Cover and grill the packets over indirect heat for 25 minutes (or bake in a 355 oven for about 35 minutes.) Remove from the grill and open carefully. I give full instructions on how to set up a grill for indirect heat in my recipe for Beer Can Chicken.

Basil Pesto

Pesto sauce is delicious in recipes or as a dip for crusty bread. You can find it at the supermarket near the refrigerated fresh pasta. If you want to make your own, this recipe comes from Every Day with Rachael Ray June/July 2009

Basil Pesto

2 cups fresh basil leaves
2 cloves garlic
1/2 cup grated Parmesan cheese (not Kraft that stuff is not cheese!)
1/3 cup pine nuts
1/2 cup extra-virgin olive oil
Salt & Pepper

Using a food processor, finely chop the basil and garlic. Add the Parmesan and pine nuts and pulse into a coarse paste.

Pesto recipes on The Fragrant Hand:
Grown Up Grilled Cheese Panini - Pesto Mozzarella Grilled Cheese
Dinner Experiment Pasta Bake
Pesto Grilled Chicken Packets

Thursday, August 6, 2009

I'm In the Kitchen: Rolling with the Punches

"Summertime and the living is eaaasy." I'm trying to get back into the everyday routine of life and this week I did my regular meal planning & grocery list, instead of the kind of slap-dash improvisation I've been doing.

Ya know I am so frustrated with my local supermarket, they are always out of stuff and I have to go to at least 2 markets to get everything on my list. Last week they were out of garlic. How can I cook without garlic?! Today they were out of Pesto (I found an expensive import to buy but I wanted to buy the refrigerated one I normally get), the broccoli was black on top, not gonna eat that! The yogurt case was half empty (looked like they had a mishap) and there was no fresh basil anywhere to be found, not even the little blister packs.

So it's summer, I'll roll with the punches & adapt, I'll just have to hit another market tomorrow and switch up the batting order of meals I have planned for the week. Courtney, creamy pasta is on the menu again this week so that I can show you how to re-heat it the next day :D (Pasta is waiting on that fresh basil I couldn't get.)
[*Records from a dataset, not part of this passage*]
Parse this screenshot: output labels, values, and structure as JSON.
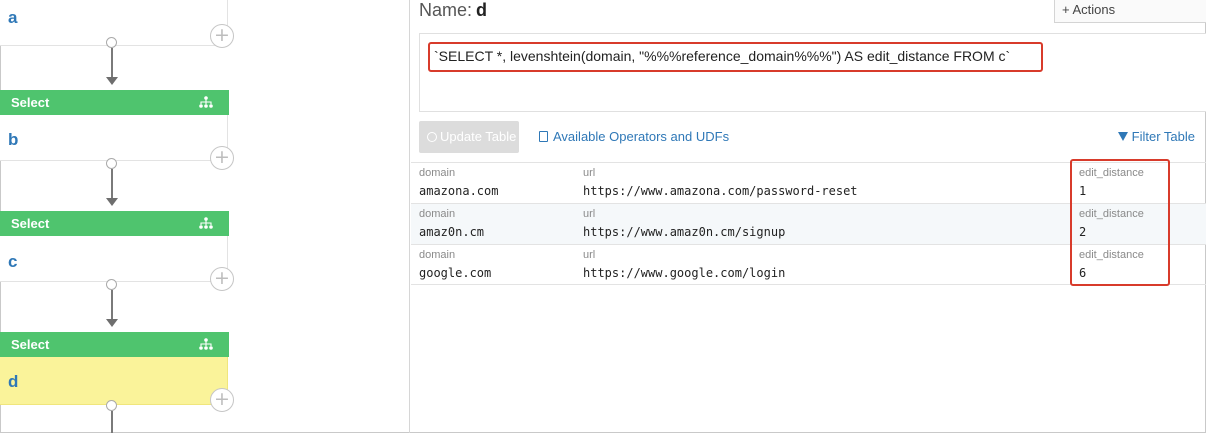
{
  "pipeline": {
    "nodes": [
      {
        "label": "a"
      },
      {
        "label": "b"
      },
      {
        "label": "c"
      },
      {
        "label": "d"
      }
    ],
    "steps": [
      {
        "label": "Select",
        "icon": "tree-icon"
      },
      {
        "label": "Select",
        "icon": "tree-icon"
      },
      {
        "label": "Select",
        "icon": "tree-icon"
      }
    ],
    "add_icon": "+"
  },
  "panel": {
    "name_label": "Name:",
    "name_value": "d",
    "actions_label": "+ Actions",
    "query": "`SELECT *, levenshtein(domain, \"%%%reference_domain%%%\") AS edit_distance FROM c`",
    "update_button": "Update Table",
    "operators_link": "Available Operators and UDFs",
    "filter_link": "Filter Table"
  },
  "table": {
    "columns": [
      "domain",
      "url",
      "edit_distance"
    ],
    "rows": [
      {
        "domain": "amazona.com",
        "url": "https://www.amazona.com/password-reset",
        "edit_distance": "1"
      },
      {
        "domain": "amaz0n.cm",
        "url": "https://www.amaz0n.cm/signup",
        "edit_distance": "2"
      },
      {
        "domain": "google.com",
        "url": "https://www.google.com/login",
        "edit_distance": "6"
      }
    ]
  },
  "colors": {
    "step_green": "#4fc46e",
    "active_node": "#faf39a",
    "link_blue": "#2f78b7",
    "highlight_red": "#d83b2b"
  }
}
So tonight I'm making Pesto Chicken Grill Packets out of the June/July 2009 issue of Rachael Ray's Magazine. It was easy to put together and goes on the grill in little foil pouches. Unfortunately when I went to put them on the grill, the flame went out, I was out of propane. So I'll have to bake them in the oven. Not what I would have planned, but oh well.
We have about 20 more minutes of waiting before I can give my verdict. Pesto Chicken Grill Packets Recipe Here.

Menu Planning
I don't menu plan in the conventional way. I don't lay out what we're going to eat on Monday, Tuesday, Wednesday... I think about our schedule for the week and what we have going on, then I just select 3 or 4 recipes that I plan to make at some point in the week. I find that a dinner for every night of the week is far too much food for my family of 3. Generally I cook one night and we eat leftovers the following night. I like this, it means I only have to wash pots and pans every other night. Cooking I don't mind, I go into my kitchen, buzz around singing, I go into a happy place in my mind, and then there is delicious food to eat. Dish washing is the opposite of this zen-like experience, and it cuts into family time.
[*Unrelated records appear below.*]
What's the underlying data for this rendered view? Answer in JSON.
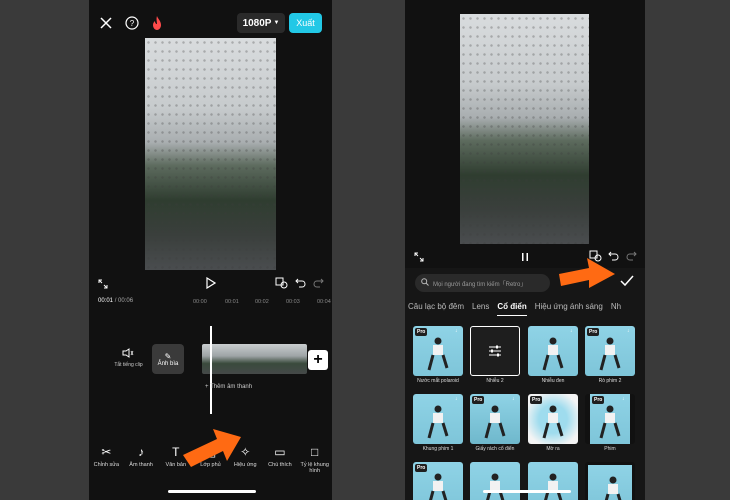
{
  "left": {
    "resolution": "1080P",
    "export_label": "Xuất",
    "time_current": "00:01",
    "time_total": "00:06",
    "ticks": [
      "00:00",
      "00:01",
      "00:02",
      "00:03",
      "00:04"
    ],
    "mute_label": "Tắt tiếng clip",
    "cover_label": "Ảnh bìa",
    "add_audio": "+ Thêm âm thanh",
    "tools": [
      {
        "icon": "scissors-icon",
        "label": "Chỉnh sửa"
      },
      {
        "icon": "music-note-icon",
        "label": "Âm thanh"
      },
      {
        "icon": "text-icon",
        "label": "Văn bản"
      },
      {
        "icon": "overlay-icon",
        "label": "Lớp phủ"
      },
      {
        "icon": "sparkle-icon",
        "label": "Hiệu ứng"
      },
      {
        "icon": "caption-icon",
        "label": "Chú thích"
      },
      {
        "icon": "aspect-ratio-icon",
        "label": "Tỷ lệ khung hình"
      }
    ]
  },
  "right": {
    "search_placeholder": "Mọi người đang tìm kiếm「Retro」",
    "tabs": [
      {
        "label": "Câu lạc bộ đêm",
        "active": false
      },
      {
        "label": "Lens",
        "active": false
      },
      {
        "label": "Cổ điển",
        "active": true
      },
      {
        "label": "Hiệu ứng ánh sáng",
        "active": false
      },
      {
        "label": "Nh",
        "active": false
      }
    ],
    "effects": [
      {
        "label": "Nước mắt polaroid",
        "pro": "Pro"
      },
      {
        "label": "Nhiễu 2",
        "pro": ""
      },
      {
        "label": "Nhiễu đen",
        "pro": ""
      },
      {
        "label": "Rò phim 2",
        "pro": "Pro"
      },
      {
        "label": "Khung phim 1",
        "pro": ""
      },
      {
        "label": "Giấy rách cổ điển",
        "pro": "Pro"
      },
      {
        "label": "Mờ ra",
        "pro": "Pro"
      },
      {
        "label": "Phim",
        "pro": "Pro"
      },
      {
        "label": "",
        "pro": "Pro"
      },
      {
        "label": "",
        "pro": ""
      },
      {
        "label": "",
        "pro": ""
      },
      {
        "label": "",
        "pro": ""
      }
    ]
  }
}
My vague menu planning allows me a certain amount of spontaneity in my cooking as well. Some nights I am just "in the mood" for certain kinds of food. I can switch to one of the other recipes in order to accommodate this, or sometimes I just make something up with ingredients I have that satisfies the craving (I nearly made asparagus risotto, tonight, except that I could already taste the salty tang of the pesto in tonight's new recipe.) I did end up making a simple rice with onions and garlic to go along with the chicken and veggies.